Sulfadiazine and pyrimethamine work synergistically to inhibit protozoal DNA synthesis by blocking 2 steps necessary for the formation of tetrahydrofolate (THF), a cofactor needed for synthesis of purine nucleic acids.  Sulfadiazine inhibits dihydropteroate synthase, a microbial enzyme that generates dihydropteroate, which is converted to dihydrofolic acid.  Pyrimethamine inhibits dihydrofolate reductase, an enzyme that converts dihydrofolic acid to THF.

Sulfadiazine does not impair host DNA synthesis because dihydropteroate synthase is not found in human cells.  In contrast, pyrimethamine partially impairs host DNA synthesis because dihydrofolate reductase generates THF in host cells.  However, leucovorin (folinic acid), a derivative of THF that does not require conversion by dihydrofolate reductase, is usually administered with pyrimethamine to provide a bypass substrate for the generation of host purine nucleic acids.

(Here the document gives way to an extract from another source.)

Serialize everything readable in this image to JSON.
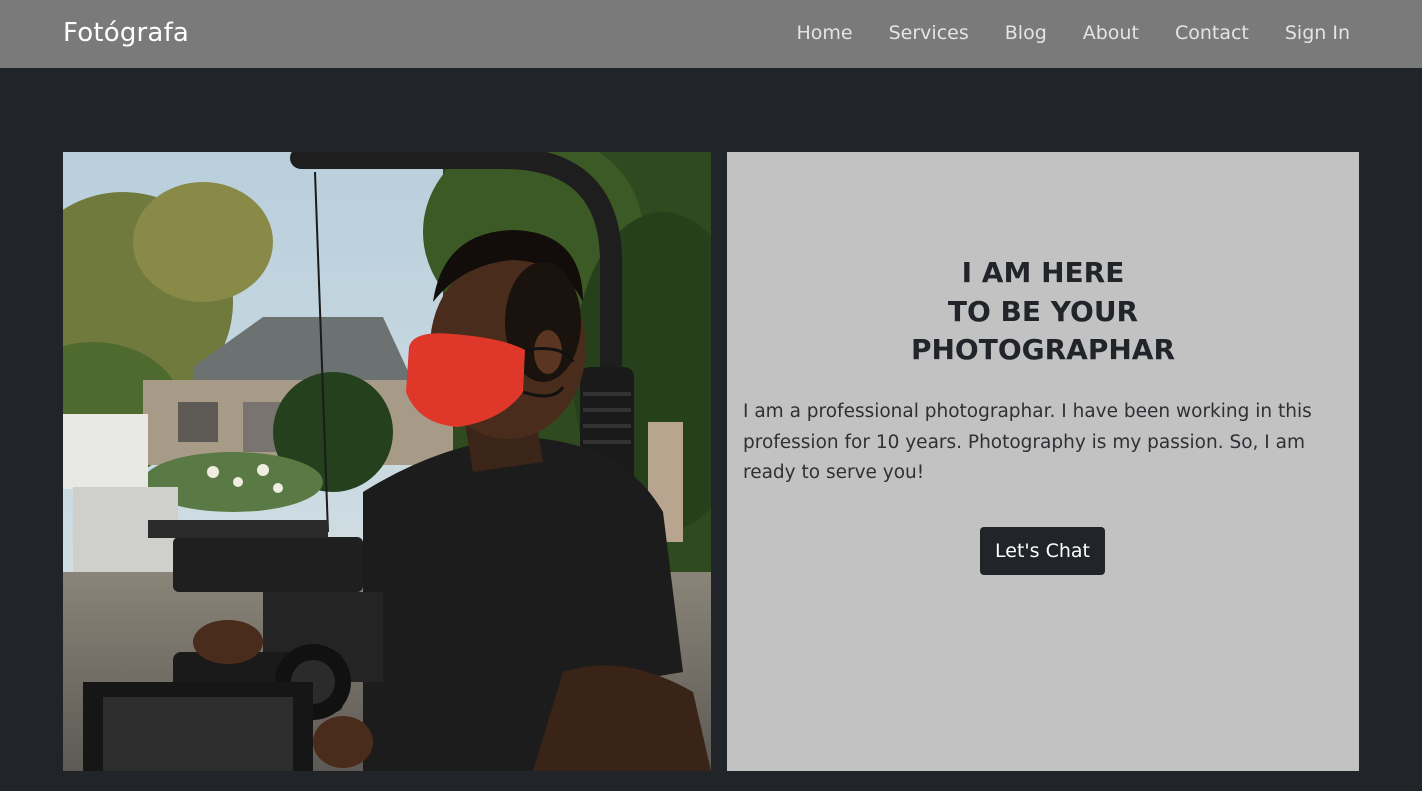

(Choice A)  Patients are often treated with 2 different classes of antimicrobial medications to broaden the coverage of potential pathogens.  Sulfadiazine and pyrimethamine both block the same metabolic pathway, so the combination is less useful for empiric antimicrobial therapy.

(Choice B)  Gentamicin is often administered with an agent that targets the bacterial cell wall (eg, ampicillin, vancomycin) to allow gentamicin to enter the intracellular space.  Use of sulfadiazine with pyrimethamine does not alter intracellular penetration.

(Choice C)  Bacterial resistance can occur due to the production of an inactivating enzyme (eg, beta-lactamase).  Administration of an agent that inhibits the enzyme (eg, clavulanic acid) can often restore the effect of the antibiotic (eg, amoxicillin).

(Choice D)  Probenecid blocks the renal tubular excretion of most beta-lactam antibiotics, which can increase their serum level.  Sulfadiazine and pyrimethamine are not used together to alter renal excretion.

Educational objective:
Congenital toxoplasmosis is treated with sulfadiazine plus pyrimethamine.  These medications work synergistically to inhibit formation of tetrahydrofolate, a necessary cofactor for purine nucleotide synthesis.